Mornings are both beautiful and unforgiving in that way.
In the time since I’ve substituted my essays with other people’s love stories on this space, I wrote and concluded a love story of my own. The country imploded overnight. I danced at a friend’s wedding and shouted “Surprise!” at another friend’s going away party. I’ve watched some of my closest friends move up north and out west in a short span of time. I dug my feet into the hole I feel from not busying myself with plans for a showcase next year. I traded in publicly pouring out my heart for doing it semi-privately in other places. Some nights I told myself that I would write, only to end up opting for MSNBC viewing and 9 p.m. naps instead.
That is the thing about your twenties, and maybe that is the thing about life. You have to ride the waves when they’re high, but you owe it to yourself to ride them when they’re crashing, too.
These days, and particularly some of these recent moments, are less about getting over things and more about moving through them. Feeling them. Letting the reality bite and allowing the truth to sting. I am detached from quotable inspiration plastered to Instagram feeds, urging me to bounce back in less than 60 seconds. These days I am most drawn to letting my emotions breathe and take shape.

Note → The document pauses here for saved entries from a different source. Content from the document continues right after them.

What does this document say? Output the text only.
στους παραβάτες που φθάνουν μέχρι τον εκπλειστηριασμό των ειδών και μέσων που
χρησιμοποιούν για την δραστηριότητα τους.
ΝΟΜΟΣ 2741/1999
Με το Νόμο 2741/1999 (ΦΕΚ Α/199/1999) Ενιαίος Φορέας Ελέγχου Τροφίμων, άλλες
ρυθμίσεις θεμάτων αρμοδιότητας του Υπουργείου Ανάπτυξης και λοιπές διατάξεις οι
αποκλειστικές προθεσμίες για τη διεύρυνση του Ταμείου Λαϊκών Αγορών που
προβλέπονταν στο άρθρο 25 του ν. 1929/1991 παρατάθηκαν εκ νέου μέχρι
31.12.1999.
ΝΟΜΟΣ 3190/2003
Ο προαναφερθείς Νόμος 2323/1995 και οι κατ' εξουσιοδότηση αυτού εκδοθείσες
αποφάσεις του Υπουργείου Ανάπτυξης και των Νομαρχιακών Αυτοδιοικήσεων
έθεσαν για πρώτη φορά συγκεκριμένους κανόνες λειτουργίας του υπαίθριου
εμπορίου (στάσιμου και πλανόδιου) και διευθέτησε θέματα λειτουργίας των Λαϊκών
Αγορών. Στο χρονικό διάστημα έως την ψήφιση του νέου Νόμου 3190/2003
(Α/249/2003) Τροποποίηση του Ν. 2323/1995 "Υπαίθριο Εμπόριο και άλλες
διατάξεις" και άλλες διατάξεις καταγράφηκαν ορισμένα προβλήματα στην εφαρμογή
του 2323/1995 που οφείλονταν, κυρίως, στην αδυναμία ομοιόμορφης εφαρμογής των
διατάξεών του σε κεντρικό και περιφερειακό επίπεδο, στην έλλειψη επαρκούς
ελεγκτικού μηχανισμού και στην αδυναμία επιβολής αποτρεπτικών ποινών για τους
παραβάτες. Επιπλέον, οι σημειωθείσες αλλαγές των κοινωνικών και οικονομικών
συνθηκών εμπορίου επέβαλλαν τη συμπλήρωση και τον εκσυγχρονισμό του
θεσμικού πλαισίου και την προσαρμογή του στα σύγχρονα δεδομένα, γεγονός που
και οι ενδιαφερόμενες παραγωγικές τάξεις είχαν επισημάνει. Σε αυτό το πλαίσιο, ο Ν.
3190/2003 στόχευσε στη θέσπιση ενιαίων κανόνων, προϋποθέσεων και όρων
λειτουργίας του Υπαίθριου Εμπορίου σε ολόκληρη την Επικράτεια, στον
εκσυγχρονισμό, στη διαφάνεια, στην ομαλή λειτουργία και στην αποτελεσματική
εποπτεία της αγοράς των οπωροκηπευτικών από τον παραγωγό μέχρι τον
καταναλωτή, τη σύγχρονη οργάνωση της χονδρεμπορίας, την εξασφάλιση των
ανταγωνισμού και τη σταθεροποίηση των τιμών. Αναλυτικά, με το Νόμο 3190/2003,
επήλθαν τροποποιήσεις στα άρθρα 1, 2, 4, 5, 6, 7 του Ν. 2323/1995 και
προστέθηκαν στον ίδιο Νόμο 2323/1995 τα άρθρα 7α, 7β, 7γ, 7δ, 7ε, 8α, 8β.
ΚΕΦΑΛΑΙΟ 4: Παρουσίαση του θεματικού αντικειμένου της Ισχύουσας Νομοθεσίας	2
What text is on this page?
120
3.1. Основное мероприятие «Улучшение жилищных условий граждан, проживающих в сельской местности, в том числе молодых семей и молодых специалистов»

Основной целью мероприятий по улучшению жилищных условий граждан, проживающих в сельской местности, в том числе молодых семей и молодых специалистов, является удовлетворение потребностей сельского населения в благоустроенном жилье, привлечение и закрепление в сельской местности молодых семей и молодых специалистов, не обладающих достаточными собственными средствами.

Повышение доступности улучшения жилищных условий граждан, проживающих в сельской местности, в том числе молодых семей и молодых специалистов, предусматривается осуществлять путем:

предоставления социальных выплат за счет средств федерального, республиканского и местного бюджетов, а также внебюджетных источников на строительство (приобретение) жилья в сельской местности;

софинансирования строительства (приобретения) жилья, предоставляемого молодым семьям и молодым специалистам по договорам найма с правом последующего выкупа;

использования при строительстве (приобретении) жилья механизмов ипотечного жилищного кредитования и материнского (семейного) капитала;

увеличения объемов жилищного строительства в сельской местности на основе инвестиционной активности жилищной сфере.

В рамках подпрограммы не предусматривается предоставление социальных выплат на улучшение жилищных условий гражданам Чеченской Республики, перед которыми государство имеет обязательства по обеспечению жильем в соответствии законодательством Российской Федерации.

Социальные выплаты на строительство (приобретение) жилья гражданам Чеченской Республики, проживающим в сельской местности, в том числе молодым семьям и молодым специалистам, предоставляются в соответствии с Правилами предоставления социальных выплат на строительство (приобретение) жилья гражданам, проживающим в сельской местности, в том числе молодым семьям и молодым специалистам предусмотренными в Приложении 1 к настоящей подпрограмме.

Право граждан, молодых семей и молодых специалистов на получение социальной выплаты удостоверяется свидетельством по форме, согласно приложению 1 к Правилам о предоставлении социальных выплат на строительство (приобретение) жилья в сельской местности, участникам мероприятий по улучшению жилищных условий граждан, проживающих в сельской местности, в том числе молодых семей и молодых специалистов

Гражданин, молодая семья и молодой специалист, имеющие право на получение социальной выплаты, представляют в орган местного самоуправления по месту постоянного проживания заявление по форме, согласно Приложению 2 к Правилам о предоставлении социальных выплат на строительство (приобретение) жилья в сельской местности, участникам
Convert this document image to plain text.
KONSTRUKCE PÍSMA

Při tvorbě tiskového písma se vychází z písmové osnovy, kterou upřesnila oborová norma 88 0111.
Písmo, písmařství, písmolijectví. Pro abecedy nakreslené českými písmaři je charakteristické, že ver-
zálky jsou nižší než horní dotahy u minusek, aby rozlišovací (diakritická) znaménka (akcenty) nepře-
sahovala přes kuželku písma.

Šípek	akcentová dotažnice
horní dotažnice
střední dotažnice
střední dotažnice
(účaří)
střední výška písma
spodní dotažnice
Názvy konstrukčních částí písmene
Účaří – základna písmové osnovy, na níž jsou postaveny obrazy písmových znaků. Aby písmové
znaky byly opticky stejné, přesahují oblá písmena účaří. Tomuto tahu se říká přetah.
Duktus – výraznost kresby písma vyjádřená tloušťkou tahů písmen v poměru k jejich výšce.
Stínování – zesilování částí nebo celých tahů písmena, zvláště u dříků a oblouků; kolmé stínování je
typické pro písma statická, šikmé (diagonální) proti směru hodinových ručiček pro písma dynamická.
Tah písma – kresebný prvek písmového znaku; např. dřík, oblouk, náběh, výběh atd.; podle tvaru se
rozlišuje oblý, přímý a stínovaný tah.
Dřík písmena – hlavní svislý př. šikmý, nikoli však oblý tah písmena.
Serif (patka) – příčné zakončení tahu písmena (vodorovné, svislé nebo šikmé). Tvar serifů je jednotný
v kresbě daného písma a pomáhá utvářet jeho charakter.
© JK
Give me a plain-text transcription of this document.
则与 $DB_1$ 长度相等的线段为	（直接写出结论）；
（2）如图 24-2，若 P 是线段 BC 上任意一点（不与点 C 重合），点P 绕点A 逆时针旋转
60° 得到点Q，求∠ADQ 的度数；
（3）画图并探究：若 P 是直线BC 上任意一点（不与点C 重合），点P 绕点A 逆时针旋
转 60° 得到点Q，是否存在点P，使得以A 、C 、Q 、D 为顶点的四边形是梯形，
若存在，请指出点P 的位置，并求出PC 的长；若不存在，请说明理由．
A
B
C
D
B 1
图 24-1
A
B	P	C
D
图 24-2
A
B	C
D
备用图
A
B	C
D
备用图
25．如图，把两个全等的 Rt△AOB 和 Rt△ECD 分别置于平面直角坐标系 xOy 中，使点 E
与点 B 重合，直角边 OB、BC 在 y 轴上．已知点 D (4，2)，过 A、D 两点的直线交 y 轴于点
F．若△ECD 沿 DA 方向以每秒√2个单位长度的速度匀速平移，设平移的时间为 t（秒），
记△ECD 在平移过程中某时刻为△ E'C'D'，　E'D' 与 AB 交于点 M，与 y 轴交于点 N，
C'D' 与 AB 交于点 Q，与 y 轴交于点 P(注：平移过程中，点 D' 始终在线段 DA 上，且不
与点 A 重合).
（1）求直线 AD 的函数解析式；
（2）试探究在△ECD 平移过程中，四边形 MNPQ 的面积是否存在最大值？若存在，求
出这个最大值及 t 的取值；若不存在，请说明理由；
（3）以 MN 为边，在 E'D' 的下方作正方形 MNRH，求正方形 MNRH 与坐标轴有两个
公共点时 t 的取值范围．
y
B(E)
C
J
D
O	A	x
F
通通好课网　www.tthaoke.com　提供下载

So, I am reeling and dealing and fighting to hold fast to faith. I am laughing and crying and feeling it out as I go. I am thinking and contemplating and sometimes only coming up with blanks. I am reminiscing and reflecting and missing summer sunsets from early September. I am craving what once was, flinching at what it became, and grappling with what will be. I am reconfiguring all of my jagged jigsaw pieces in hopes of remaining whole. I am certainly not getting over, but I am absolutely moving through.